/StructuredNoiseInjection

TensorFlow implementation of the CVPR2020 paper: Disentangled Image Generation Through Structured Noise Injection

Primary LanguagePython

Structured Noise Injection

Paper: https://arxiv.org/abs/2004.12411

Video: https://youtu.be/7h-7wso9E0k

A TensorFlow implementation of structured noise injection as described in the paper. We adapt the original StyleGAN architecture code from https://github.com/NVlabs/stylegan.

The code allows:

  • Disentangled editing of generated images (local features, mid-scale features, pose, and overall style)
  • Training a model with structured noise injection on any dataset
  • Modifying the paper's choices of grid dimensions, local code length, shared code length, and global code length

Examining a pretrained network

We follow the same approach as the original StyleGAN code.

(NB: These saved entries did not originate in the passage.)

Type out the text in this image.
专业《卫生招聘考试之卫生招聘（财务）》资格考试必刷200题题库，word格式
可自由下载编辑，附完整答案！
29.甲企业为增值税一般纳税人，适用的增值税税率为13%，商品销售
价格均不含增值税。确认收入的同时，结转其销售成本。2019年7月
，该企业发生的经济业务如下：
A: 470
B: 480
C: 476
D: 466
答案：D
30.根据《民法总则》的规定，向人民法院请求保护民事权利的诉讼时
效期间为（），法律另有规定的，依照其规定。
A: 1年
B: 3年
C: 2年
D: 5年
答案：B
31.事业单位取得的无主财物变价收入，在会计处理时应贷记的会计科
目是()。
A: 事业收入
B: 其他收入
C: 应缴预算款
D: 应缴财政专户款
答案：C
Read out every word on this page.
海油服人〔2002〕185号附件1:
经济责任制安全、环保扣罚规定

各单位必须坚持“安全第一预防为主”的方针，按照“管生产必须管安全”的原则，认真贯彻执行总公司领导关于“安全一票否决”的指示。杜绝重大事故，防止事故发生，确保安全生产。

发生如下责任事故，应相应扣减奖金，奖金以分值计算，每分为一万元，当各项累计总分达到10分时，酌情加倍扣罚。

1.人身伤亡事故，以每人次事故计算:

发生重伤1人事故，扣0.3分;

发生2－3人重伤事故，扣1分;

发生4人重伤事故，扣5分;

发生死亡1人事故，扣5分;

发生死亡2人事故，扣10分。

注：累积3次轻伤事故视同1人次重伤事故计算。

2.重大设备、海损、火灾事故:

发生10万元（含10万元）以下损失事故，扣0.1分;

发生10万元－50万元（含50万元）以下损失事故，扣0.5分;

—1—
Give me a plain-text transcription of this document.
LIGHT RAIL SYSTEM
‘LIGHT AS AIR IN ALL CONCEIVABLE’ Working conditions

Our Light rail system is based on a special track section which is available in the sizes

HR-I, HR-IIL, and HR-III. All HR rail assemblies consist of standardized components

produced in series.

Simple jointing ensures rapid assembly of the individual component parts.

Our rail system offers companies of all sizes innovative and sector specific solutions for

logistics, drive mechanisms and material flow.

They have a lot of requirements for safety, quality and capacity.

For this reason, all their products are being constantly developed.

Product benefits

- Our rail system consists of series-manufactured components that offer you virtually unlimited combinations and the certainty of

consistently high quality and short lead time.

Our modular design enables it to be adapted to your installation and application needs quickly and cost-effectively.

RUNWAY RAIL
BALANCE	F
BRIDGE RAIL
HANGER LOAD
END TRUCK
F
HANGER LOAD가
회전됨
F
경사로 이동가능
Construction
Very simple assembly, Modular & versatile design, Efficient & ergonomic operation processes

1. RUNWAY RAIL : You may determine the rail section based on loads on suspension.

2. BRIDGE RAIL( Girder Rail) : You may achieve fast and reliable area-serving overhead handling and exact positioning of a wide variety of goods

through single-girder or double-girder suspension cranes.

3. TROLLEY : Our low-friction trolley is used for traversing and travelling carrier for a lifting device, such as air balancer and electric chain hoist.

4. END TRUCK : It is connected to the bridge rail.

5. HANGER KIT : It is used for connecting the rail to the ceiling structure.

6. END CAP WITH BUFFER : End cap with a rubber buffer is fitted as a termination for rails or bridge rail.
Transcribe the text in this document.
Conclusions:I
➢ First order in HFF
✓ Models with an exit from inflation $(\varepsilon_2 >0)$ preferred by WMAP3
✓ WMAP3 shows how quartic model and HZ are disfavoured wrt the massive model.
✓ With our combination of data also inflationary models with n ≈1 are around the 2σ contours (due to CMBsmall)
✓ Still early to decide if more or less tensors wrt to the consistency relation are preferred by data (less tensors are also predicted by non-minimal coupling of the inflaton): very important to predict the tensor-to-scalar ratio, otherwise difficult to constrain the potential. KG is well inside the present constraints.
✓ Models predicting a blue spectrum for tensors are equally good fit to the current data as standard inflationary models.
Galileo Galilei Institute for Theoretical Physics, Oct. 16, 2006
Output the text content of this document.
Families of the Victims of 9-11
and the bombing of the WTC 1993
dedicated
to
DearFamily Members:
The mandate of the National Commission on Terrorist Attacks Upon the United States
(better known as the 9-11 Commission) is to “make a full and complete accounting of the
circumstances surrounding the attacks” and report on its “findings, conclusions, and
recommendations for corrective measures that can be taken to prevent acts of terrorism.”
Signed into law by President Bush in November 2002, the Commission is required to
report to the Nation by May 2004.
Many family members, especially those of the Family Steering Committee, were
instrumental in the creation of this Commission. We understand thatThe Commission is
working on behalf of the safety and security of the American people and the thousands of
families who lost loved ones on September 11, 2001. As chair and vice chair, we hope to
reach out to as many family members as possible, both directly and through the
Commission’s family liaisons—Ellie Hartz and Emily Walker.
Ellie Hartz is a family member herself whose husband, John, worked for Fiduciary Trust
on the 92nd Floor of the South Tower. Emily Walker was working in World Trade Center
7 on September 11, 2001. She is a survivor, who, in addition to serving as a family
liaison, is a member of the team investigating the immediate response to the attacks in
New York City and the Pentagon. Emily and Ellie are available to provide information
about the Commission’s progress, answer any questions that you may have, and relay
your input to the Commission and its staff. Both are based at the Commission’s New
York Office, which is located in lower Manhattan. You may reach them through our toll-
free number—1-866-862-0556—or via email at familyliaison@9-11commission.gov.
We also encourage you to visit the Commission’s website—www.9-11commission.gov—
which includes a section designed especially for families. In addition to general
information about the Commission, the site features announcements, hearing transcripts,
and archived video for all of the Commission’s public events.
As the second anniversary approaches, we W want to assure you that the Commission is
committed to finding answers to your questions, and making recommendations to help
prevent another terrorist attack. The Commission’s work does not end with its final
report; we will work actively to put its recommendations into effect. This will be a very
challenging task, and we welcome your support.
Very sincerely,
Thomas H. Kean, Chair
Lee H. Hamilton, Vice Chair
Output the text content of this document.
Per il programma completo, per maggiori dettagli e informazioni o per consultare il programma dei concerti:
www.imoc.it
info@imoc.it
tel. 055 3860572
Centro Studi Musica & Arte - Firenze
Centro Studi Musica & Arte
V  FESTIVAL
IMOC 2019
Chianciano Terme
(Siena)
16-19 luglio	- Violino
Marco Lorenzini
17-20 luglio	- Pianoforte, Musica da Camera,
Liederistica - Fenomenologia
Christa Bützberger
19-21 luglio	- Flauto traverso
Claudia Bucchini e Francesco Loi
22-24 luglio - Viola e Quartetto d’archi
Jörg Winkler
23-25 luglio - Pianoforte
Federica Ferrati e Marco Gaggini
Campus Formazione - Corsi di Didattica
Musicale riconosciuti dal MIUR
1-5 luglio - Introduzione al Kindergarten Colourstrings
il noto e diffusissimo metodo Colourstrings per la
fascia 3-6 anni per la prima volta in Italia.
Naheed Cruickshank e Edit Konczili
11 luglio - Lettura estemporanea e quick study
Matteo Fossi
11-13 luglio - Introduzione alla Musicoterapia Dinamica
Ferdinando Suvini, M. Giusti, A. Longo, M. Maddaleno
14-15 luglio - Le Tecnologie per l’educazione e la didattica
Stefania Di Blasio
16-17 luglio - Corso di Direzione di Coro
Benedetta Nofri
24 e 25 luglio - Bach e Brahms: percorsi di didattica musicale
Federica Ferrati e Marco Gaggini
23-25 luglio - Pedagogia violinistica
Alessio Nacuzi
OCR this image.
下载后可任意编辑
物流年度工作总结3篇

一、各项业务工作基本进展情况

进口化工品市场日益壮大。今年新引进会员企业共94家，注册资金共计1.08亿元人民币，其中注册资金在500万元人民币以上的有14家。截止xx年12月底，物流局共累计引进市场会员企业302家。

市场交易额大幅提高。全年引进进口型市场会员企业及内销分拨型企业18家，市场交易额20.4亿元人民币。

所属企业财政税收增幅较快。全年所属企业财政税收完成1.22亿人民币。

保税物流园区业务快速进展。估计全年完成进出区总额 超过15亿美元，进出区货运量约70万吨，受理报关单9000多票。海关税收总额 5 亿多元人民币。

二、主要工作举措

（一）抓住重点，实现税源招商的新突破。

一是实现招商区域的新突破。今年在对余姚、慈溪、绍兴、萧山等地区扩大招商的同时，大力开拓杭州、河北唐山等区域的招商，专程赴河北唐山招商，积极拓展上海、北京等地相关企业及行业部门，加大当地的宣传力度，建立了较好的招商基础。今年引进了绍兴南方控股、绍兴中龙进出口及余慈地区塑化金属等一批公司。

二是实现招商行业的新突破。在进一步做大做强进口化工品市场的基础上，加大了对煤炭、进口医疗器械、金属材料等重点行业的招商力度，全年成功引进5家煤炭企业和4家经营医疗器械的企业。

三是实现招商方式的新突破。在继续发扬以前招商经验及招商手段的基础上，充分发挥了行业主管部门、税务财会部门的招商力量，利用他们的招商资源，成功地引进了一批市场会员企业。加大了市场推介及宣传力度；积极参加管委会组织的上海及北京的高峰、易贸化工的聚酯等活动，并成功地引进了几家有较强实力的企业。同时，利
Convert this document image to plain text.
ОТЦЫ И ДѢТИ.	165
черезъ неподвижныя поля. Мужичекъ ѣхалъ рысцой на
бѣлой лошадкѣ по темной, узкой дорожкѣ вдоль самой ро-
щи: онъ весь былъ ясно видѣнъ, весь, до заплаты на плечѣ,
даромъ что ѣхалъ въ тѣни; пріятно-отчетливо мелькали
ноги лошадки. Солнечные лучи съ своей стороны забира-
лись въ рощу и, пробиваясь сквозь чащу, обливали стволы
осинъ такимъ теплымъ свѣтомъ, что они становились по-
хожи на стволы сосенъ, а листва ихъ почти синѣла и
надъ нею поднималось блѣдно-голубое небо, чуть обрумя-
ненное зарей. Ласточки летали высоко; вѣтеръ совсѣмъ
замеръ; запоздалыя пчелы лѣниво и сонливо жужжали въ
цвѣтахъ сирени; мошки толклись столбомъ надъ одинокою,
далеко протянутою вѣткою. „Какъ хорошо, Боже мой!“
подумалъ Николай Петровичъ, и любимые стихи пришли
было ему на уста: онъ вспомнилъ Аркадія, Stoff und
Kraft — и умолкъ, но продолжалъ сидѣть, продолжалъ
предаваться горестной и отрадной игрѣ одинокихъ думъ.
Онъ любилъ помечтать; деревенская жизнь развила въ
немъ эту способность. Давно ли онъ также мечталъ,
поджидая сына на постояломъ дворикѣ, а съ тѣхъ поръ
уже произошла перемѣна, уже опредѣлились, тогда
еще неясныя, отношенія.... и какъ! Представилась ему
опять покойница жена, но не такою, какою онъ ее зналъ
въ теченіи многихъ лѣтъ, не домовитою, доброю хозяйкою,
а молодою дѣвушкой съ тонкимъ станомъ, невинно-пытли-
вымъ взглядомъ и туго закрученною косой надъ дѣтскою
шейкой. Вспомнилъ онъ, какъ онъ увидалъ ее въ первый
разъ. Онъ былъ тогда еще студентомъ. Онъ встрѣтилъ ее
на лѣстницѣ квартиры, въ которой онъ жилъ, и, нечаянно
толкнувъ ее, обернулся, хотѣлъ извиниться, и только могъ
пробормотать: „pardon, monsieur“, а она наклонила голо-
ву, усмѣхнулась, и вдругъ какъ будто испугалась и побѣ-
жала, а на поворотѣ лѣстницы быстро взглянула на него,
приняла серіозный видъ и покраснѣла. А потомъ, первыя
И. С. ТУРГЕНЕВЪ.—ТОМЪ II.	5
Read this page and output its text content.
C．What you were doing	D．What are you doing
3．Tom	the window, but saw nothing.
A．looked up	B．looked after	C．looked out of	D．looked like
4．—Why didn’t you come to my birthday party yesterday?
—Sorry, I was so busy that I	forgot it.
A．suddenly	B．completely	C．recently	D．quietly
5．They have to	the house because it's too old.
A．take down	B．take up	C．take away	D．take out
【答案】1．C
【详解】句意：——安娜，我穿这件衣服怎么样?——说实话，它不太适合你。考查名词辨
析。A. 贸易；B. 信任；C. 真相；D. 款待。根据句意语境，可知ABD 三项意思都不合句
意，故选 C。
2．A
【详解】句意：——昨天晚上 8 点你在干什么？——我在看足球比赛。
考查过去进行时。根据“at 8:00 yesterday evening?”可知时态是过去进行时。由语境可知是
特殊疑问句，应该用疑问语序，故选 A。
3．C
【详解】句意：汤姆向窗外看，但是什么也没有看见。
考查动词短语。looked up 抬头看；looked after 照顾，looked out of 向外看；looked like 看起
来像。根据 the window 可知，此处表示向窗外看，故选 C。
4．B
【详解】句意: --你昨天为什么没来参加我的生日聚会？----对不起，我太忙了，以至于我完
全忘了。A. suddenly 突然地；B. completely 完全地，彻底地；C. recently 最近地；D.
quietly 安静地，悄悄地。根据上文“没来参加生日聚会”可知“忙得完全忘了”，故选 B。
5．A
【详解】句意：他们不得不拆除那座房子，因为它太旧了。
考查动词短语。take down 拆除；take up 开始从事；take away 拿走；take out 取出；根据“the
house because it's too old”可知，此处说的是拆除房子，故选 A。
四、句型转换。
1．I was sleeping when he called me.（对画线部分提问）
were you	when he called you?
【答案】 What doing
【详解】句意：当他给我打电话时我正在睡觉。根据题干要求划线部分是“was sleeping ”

First, download the pretrained network from: https://drive.google.com/file/d/1jxzRnLX2OhPos4E1pqz-7ed4mqVyLwoQ/view?usp=sharing and place it in the same folder as pretrained_SNI.py

In order to randomly generate a few images, and preview the changes possible by our method:

python3 pretrained_SNI.py

This will generate two unique faces, and multiple figure showing specific modifications while maintaining the face identity. Any cell of the noise grid can be changed individually by providing an 8x8 binary mask to the function randomize_specific_local_codes as demonstrated in the example file.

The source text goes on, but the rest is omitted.